Yes but if the file can be recreated then I’m sure there s normally the option to define another symbol as a delmiter in the .csv to be created.
after all this must be a recurring problem in Euro currency countries..
Yes but if the file can be recreated then I’m sure there s normally the option to define another symbol as a delmiter in the .csv to be created.
after all this must be a recurring problem in Euro currency countries..
Yes, absolutely you can and it’s what I would normally do. However, you can’t change the source file as it’s only offered in one format and that has commas as delimiters and commas as decimal points, as John has said. I’ve abandoned it for now, but I did go onto the site and switch to English from French (no other option available) and that did show decimal points on the screen instead of commas. However, downloading that version had about one in ten incorrect entries, which is why I think I shall do it from a printed page, even though this is disappointing for a former IT professional ![]()
This is cheeky but has anyone actually bought this year’s Connexion tax guide? If so, I wonder what exchange rate they’re suggesting?
£ = €1.176?
Except taking just two rates at the beginning and end of the year isn’t a proper or accurate arithmetical average is it. For example, if the rate had stayed closer to the Jan1 figure for ten months of the year then the average would be noticeably different, but using just two numbers, year start and end, would completely overlook that.
Bearing in mind that the higher average rate you come up with, the more tax you are letting yourself in for, I used the 12-month graph that you can easily generate from the EBC website to sanity check. I simply took the ECB rate on the first of each month when I receive the bulk of my pensions and divided by 12….and guess what?

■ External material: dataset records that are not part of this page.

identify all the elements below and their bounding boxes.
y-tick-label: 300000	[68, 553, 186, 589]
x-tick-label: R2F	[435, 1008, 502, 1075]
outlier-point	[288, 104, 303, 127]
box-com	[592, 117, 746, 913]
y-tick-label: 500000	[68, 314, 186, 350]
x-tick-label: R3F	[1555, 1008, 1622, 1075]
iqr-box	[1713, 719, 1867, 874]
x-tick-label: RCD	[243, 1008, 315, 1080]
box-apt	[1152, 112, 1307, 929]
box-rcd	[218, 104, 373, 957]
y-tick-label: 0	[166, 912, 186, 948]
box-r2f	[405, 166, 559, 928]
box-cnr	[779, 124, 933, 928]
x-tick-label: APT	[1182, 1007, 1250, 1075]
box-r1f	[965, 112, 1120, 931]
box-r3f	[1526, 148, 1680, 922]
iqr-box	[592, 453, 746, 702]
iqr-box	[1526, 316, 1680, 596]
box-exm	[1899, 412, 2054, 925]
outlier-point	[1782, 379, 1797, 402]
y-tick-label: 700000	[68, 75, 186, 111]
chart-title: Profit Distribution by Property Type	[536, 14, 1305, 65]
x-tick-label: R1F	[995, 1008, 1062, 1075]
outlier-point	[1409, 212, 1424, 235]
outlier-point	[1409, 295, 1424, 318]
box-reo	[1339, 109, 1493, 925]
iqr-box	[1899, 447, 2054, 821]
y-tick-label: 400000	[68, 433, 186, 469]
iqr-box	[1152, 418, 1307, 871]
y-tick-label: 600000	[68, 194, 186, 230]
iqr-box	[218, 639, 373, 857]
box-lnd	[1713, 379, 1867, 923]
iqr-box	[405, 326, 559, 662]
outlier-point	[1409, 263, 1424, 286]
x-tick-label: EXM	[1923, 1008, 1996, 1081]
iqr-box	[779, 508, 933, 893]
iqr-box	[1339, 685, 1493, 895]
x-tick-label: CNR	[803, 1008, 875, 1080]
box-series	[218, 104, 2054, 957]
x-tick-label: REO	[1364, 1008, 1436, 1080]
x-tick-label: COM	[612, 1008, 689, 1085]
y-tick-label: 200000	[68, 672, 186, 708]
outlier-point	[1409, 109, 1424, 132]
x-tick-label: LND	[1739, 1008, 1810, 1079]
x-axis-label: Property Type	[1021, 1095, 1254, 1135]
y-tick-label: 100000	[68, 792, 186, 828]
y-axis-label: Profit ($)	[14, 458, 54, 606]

I came up with a lower figure.
Mathematically, the best rate to use for a set of exchange rates is the geometric mean. Practically, I use whatever @George1 recommends.
Bonjour and welcome to SF.
If you look at my posts around 14 and 34 in this thread, you’ll see that I’ve also suggested the possibility of using I) an average of month end rates (very similar to your suggestion) or 2) actual rates or 3) the average of end of year figures. There really are multiple ways of skinning the proverbial exchange rate cat. My advice would be to use whichever appropriate exchange rate methodology you are comfortable defending to the Impots, if ever challenged. Any of the methods above, and probably several others I’ve not mentioned, should pass muster if used for recurring income, since there is no one Holy Gospel of an Official Exchange Rate.
Quite agree! I just prefer to use the most advantageous rate that evidences the minimum number of juicy euros for my Brexit ££s, and thus the lowest tax hit, and in this case the 1st monthly average (which indeed you indicated might be preferential for some, including lump sums and regular payments) gave a lower number. I just wanted to point out that to make that calculation, the graphing on the ECB website is extremely useful as having set the 1Jan- 31Dec parameters it’s easy to scroll across the graph where your mouse will cause any particular day rate to pop up. Literally took about three minutes to write down the 12 pertinent figures.
As I said, this absolutely isn’t “mine’s bigger than yours”, just pointing out that there are credible alternatives like this (they can’t really argue with the ECB, although given their stance on inheritance law, who knows!!) which might save a few euros for some folk.
It’s a bit late this year but per my comment way down below, go to this link …
Set the currency to GBP-EURO, change the period on the graph to the relevant tax year and it’s all there. Just mouse over the requisite date and the rate appears.
This also works for all other major currencies including the $.
Obviously it is doesn’t work out better than the “average of two rates” method then forget it, but this year it was marginally better, i.e. less euros for my ££s.
For the avoidance of doubt, average rates shouldn’t be used for (presumably one-off) lump sums, eg pensions, property sale proceeds etc.